Auf dem Laurentiusplatz Weihnachtliches Mittelalter

Wuppertal · Auf dem Laurentiusplatz tickt die Uhr anders: Der Märchenmarkt zeigt Einblicke in das Leben vor 600 Jahren.

Dudelsack und Hundejaulen im Einklang: Auf dem Märchenmarkt auf dem Elberfelder Laurentiusplatz ist auch die Musik ziemlich urig.

Foto: Günter Lintl

Hinter einer Holzwand am Laurentiusplatz steht ein Gegenentwurf zur Vorweihnachtszeit. Während die Freude aufs Fest anderorts blechern durch die Boxen dröhnt, erklingt sie hier durch leises Harfenspiel. Rund 600 Jahre hat Veranstalter Andreas Nowak für seine Gäste die Zeit zurückgedreht, um ihnen zwar ein ebenfalls kommerzielles, aber gemütliches Erlebnis zu bieten. Und die zahlreichen Besucher und das Jahr für Jahr weiter wachsende Dorf zeigen, wie sehr sich auch die Wuppertaler nach Entschleunigung sehnen.

28 Händler haben sich auf dem Platz seit vergangenem Wochenende eingefunden. "Acht mehr als im letzten Jahr", sagt Nowak beim Rundgang durch das Dorf. Es ist 16 Uhr, die Feuer brennen und die Menschen ziehen von Stand zu Stand, an denen Lammfelle, Gewürzmischungen und natürlich zahlreiche Naschereien angeboten werden. Nichts blinkt, nichts glitzernd. "Die gute alte Zeit, das ist das, wonach sich die Menschen sehnen", sagt der Organisator, der vor sechs Jahren den Markt im Kleinformat startete. "Natürlich möchte keiner von uns im Mittelalter leben. Aber diese Epoche bietet eine einfache Welt mit einer Wärme, die wir im Alltag oft vermissen."

10.000 bis 15.000 Menschen flanieren an einem Wochenende über den Platz, schätzt der Veranstalter. Dass das Mittelalter ein gutes Geschäft ist, weiß auch "der Dieter" hinter der Falafel-Theke. "Wir haben noch einen größeren Stand, der zurzeit in Dortmund steht", erzählt der Verkäufer.

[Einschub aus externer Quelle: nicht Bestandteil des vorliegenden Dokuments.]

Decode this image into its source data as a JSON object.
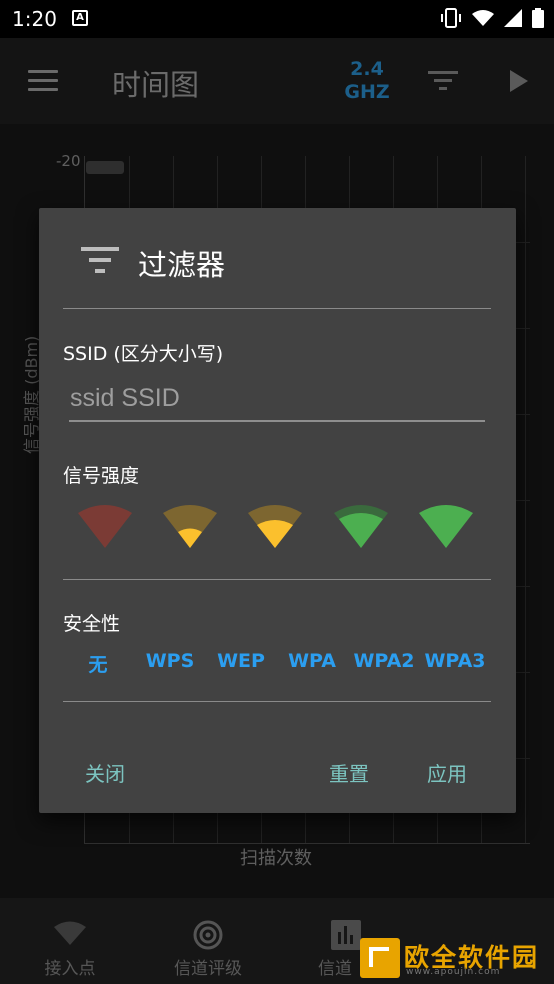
{
  "status_bar": {
    "time": "1:20",
    "notification_icon": "A"
  },
  "toolbar": {
    "title": "时间图",
    "band_line1": "2.4",
    "band_line2": "GHZ"
  },
  "chart": {
    "y_tick_top": "-20",
    "y_axis_label": "信号强度 (dBm)",
    "x_axis_label": "扫描次数"
  },
  "bottom_nav": {
    "items": [
      {
        "label": "接入点"
      },
      {
        "label": "信道评级"
      },
      {
        "label": "信道"
      }
    ]
  },
  "watermark": {
    "text": "欧全软件园",
    "sub": "www.apoujin.com"
  },
  "dialog": {
    "title": "过滤器",
    "ssid_label": "SSID (区分大小写)",
    "ssid_placeholder": "ssid SSID",
    "signal_label": "信号强度",
    "signal_levels": [
      {
        "name": "none",
        "color": "#7b3b35",
        "fill": 0
      },
      {
        "name": "low",
        "color": "#fbc02d",
        "fill": 1
      },
      {
        "name": "medium",
        "color": "#fbc02d",
        "fill": 2
      },
      {
        "name": "good",
        "color": "#4caf50",
        "fill": 3
      },
      {
        "name": "excellent",
        "color": "#4caf50",
        "fill": 4
      }
    ],
    "security_label": "安全性",
    "security_options": [
      "无",
      "WPS",
      "WEP",
      "WPA",
      "WPA2",
      "WPA3"
    ],
    "close_label": "关闭",
    "reset_label": "重置",
    "apply_label": "应用"
  },
  "colors": {
    "accent_blue": "#2b9ef0",
    "button_teal": "#7cc4c0",
    "dialog_bg": "#424242"
  }
}
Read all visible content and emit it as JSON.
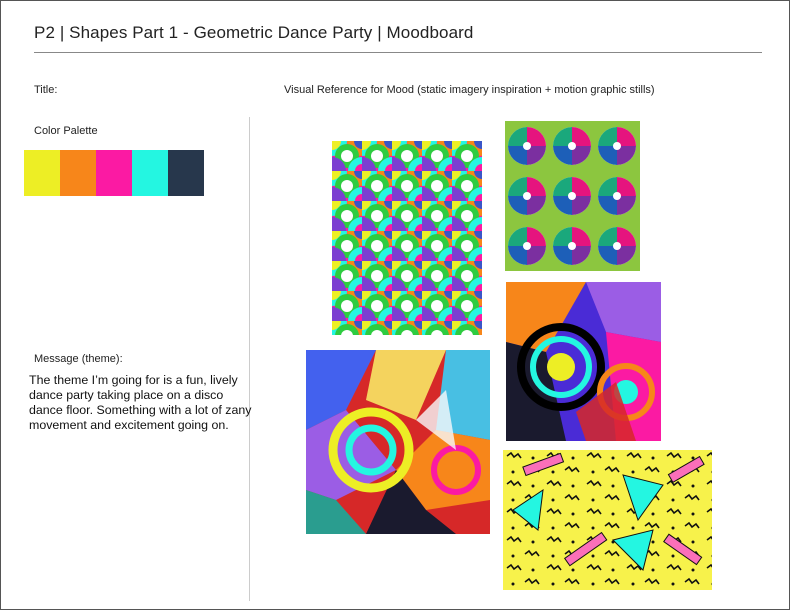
{
  "header": {
    "title": "P2 | Shapes Part 1 - Geometric Dance Party | Moodboard"
  },
  "labels": {
    "title_label": "Title:",
    "palette_label": "Color Palette",
    "visual_ref": "Visual Reference for Mood (static imagery inspiration + motion graphic stills)",
    "message_label": "Message (theme):"
  },
  "palette": [
    "#EDEE25",
    "#F7861A",
    "#FB1AA3",
    "#24F6E1",
    "#27374C"
  ],
  "message": "The theme I’m going for is a fun, lively dance party taking place on a disco dance floor. Something with a lot of zany movement and excitement going on."
}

Am Wuppertaler Markt gefällt ihm die gemütliche und noch originale Atmosphäre. Haben die Menschen im Mittelalter sich noch nach Fleisch zwischen den Zähnen gesehnt, wirbt der geschäftstüchtige Händler, wie auch Dieters Falafel-Stand, mit Schlagwörtern wie "vegan" und "glutenfrei".

Kein Fleischersatz findet auf dem Grill von Wolfgang Hover Platz, sondern Wurst mit Fenchel nach einem römischen Rezept aus dem 16. Jahrhundert, Garnelenspieße und Roastbeef. Auch Alex Ehmke beruft sich auf altes Wissen. Seine Geheimrezeptur ist eine Pfefferwurzel, die bereits Hildegard von Bingen zu schätzen wusste. Zusammen mit Ingwer, Zimt und italienischem Rotwein ergibt sie den Gewürzwein.

Das köstliche Getränk, das, so wie der Verkäufer betont, in keinem Fall mit dem "ordinären Glühwein" gleichzusetzen sei, verkauft Alex Ehmke aus einem Fass heraus. "Eiche, 130 Jahre alt und bis vor zehn Jahren noch in Funktion", sagt er. Und: "Übrigens komme ich kaum noch nach Deutschland — nur Wuppertal steht fest auf der Route, weil es hier auf dem Markt noch so schön urig ist."

Diese Urigkeit möchte Andreas Nowak noch oft in Wuppertal zum Leben erwecken.